The widespread, near universal, failure to appreciate what was going on is an indicator of the deficiency of the economic theories that almost everyone is working to. It is really only those who use the theories based on the analysis of Henry George and his successors that appear to understand and be able to predict the likely course of the economy. From those theories stems the necessity to replace existing taxes by LVT to prevent the periodic shocks to the economy and the persistence of poverty despite the increasing productive power that comes from technology. There is no need to be a genius to understand the economy – it is just necessary to use a sound economic model such as that of Henry George.

Newspaper comments on the rumour that the government is going to do something about Stamp Duty are an example of the confusion. Commentators are unclear about the effect, some thinking it will help first time buyers, which it most definitely will not. It will just prop up prices a little and slow down the rate of fall. This is not to say it would not be a good idea to get rid of it, as it is a bad tax, discouraging people and companies from moving and thereby interfering with the smooth operation of the property market. But that is a point hardly being made. With the decline in the numbers of property transactions, it is no longer even a good revenue source, though it was always inherently vulnerable to these cyclic movements, which LVT based on rental values is not. The Campaign’s view is that Stamp Duty should reflect the cost of the work involved by the Land Registry when titles are transferred, which would set it at a level of a few hundred pounds.

What would happen if a government announced, say next week, that it was going to introduce LVT? The key point here is that LVT is not intended as an additional tax but a replacement, If it replaced the present property taxes – UBR and Council Tax, and was accompanied by a rise in Income Tax thresholds, then this would indeed take some of the sting out of the coming recession and give the Bank of England an opportunity to raise interest rates to the point that they will put a squeeze on inflationary pressures without further slowing the economy. Additionally, because the effect of LVT is to remove the overall tax burden in locations where land values were lowest, the change would limit the damage being done to the economy in the weaker areas of the UK. With an announcement of LVT in the near future, the system could be up and running by the middle of 2011, after the next election but near the bottom of the slump, just in time to prevent owners from holding onto empty land and buildings and thereby delaying economic recovery. It would also prevent the epidemic of de-roofing which will occur if the government persists with charging business rates on vacant property.

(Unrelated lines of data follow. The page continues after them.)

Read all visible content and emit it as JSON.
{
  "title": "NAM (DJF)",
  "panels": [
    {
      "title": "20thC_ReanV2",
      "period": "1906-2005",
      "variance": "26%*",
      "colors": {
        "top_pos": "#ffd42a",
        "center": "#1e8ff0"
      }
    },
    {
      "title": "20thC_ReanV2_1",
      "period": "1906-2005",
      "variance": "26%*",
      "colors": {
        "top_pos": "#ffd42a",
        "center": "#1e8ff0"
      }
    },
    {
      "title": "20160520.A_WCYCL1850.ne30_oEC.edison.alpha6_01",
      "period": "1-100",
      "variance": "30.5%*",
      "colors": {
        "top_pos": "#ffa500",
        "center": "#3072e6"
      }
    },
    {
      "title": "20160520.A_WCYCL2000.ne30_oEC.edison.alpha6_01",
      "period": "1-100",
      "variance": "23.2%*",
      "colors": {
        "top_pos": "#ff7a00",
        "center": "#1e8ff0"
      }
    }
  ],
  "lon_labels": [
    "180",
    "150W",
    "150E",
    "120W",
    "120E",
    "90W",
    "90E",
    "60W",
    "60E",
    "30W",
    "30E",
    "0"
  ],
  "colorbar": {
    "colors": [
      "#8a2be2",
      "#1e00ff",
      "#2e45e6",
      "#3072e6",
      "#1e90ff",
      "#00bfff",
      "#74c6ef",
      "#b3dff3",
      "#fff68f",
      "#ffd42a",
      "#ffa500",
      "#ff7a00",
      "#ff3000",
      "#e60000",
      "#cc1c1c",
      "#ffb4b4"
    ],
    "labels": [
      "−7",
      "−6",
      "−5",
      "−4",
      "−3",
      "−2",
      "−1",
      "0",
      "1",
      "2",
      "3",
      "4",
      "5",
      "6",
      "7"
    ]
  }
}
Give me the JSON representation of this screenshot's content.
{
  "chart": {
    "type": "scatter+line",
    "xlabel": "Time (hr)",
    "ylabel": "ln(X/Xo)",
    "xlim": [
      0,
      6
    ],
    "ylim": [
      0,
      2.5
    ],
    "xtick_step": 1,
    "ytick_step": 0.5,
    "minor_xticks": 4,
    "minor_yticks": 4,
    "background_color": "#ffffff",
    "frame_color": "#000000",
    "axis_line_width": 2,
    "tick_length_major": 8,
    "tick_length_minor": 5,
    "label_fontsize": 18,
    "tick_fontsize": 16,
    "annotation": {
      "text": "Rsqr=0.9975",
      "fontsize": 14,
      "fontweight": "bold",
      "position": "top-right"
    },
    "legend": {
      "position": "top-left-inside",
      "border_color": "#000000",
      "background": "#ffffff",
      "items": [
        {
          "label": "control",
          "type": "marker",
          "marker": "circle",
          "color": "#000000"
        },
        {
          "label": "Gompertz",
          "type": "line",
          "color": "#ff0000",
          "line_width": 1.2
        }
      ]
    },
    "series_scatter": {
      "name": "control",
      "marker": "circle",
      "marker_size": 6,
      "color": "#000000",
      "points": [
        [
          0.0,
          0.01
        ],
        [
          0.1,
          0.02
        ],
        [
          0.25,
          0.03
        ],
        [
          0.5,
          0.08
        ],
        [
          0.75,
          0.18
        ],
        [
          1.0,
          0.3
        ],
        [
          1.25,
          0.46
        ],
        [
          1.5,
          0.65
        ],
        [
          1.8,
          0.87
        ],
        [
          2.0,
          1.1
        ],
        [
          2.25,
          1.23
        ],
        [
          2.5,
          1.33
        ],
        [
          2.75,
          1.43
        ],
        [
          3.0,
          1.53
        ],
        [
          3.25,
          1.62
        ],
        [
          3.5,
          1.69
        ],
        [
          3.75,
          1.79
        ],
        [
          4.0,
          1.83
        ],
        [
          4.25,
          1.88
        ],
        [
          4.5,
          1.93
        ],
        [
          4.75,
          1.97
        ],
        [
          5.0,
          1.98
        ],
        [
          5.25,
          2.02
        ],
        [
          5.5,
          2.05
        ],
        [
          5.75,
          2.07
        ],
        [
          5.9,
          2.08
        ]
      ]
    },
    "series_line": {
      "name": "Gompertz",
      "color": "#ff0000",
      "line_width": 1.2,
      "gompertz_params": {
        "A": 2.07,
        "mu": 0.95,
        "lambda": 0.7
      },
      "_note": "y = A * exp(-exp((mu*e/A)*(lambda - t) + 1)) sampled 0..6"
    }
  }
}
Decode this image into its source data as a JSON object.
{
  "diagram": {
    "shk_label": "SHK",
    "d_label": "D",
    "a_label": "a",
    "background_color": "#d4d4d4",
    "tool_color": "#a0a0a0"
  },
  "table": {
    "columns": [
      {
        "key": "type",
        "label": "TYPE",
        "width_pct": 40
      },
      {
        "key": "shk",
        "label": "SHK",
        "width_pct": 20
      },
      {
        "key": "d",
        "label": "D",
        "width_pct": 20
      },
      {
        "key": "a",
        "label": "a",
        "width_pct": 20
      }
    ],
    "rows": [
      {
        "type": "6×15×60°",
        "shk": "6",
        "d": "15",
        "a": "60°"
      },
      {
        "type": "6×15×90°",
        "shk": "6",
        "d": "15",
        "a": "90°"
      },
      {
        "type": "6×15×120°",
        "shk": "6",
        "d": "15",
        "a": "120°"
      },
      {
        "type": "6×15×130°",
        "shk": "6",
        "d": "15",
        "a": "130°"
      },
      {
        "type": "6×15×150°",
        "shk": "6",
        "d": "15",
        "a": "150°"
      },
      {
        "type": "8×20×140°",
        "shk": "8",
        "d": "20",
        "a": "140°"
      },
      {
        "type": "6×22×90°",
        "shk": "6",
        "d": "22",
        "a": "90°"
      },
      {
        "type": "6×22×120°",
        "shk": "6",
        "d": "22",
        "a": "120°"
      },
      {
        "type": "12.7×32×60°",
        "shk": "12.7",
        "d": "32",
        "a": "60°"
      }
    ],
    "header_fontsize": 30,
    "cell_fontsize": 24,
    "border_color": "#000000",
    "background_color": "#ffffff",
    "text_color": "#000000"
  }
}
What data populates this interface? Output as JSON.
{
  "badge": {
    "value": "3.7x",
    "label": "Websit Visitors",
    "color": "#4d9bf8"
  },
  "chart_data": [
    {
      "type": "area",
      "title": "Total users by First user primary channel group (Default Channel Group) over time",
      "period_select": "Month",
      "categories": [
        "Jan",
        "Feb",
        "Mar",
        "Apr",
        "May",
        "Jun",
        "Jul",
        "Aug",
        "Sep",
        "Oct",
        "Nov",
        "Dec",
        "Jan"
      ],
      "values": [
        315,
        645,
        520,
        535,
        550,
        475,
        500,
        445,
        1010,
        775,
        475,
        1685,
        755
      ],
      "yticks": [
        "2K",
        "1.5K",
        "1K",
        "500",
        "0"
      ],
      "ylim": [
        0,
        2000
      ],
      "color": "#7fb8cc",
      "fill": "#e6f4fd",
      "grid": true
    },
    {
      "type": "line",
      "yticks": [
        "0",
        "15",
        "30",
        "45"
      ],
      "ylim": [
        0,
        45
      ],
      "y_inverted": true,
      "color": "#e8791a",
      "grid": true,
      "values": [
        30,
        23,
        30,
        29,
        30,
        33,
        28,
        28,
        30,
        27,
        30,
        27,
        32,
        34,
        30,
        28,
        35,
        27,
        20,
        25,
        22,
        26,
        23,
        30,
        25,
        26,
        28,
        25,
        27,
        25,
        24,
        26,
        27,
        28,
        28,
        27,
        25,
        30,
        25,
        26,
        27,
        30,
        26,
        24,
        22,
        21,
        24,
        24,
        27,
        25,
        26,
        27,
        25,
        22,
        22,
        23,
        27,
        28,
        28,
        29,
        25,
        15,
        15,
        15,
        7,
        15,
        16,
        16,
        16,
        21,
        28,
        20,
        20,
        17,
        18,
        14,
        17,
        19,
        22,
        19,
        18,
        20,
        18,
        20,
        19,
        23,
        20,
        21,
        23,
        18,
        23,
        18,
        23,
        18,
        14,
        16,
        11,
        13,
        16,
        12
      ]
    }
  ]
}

The coincidence with the election means that the policy would need all-party agreement. LVT ought in principle to be acceptable to both main parties, as well as the Liberal Democrats where it already enjoys some support. The Conservatives are, amongst other things, the party of business. Unfortunately, they are also the party of the numerically very small landowning interest, whose mode of operation is to spread fear, uncertainty and doubt on the subject of LVT. Within Labour, especially amongst the young people who shape party policy, there remains the notion that taxation should be related to ability to pay, which is automatically related to income tax despite the evidence that in reality it is not, since those who can pay tax can also pay for good professional advice and avoid their liabilities. The other problem is that, especially on the Labour side where economics policy tends to be more based on theory, land and location is just not taken into account. The average street busker knows more about this aspect of the subject than most of the eminent academics.

And so, although a solution to the problem is available and could be in place at the right time, the chances that it will happen are remote. Although the worst effects of the coming recession could be mitigated by LVT, vested interests and a refusal to question accepted and inadequate economic concepts will ensure that it will run its miserable course.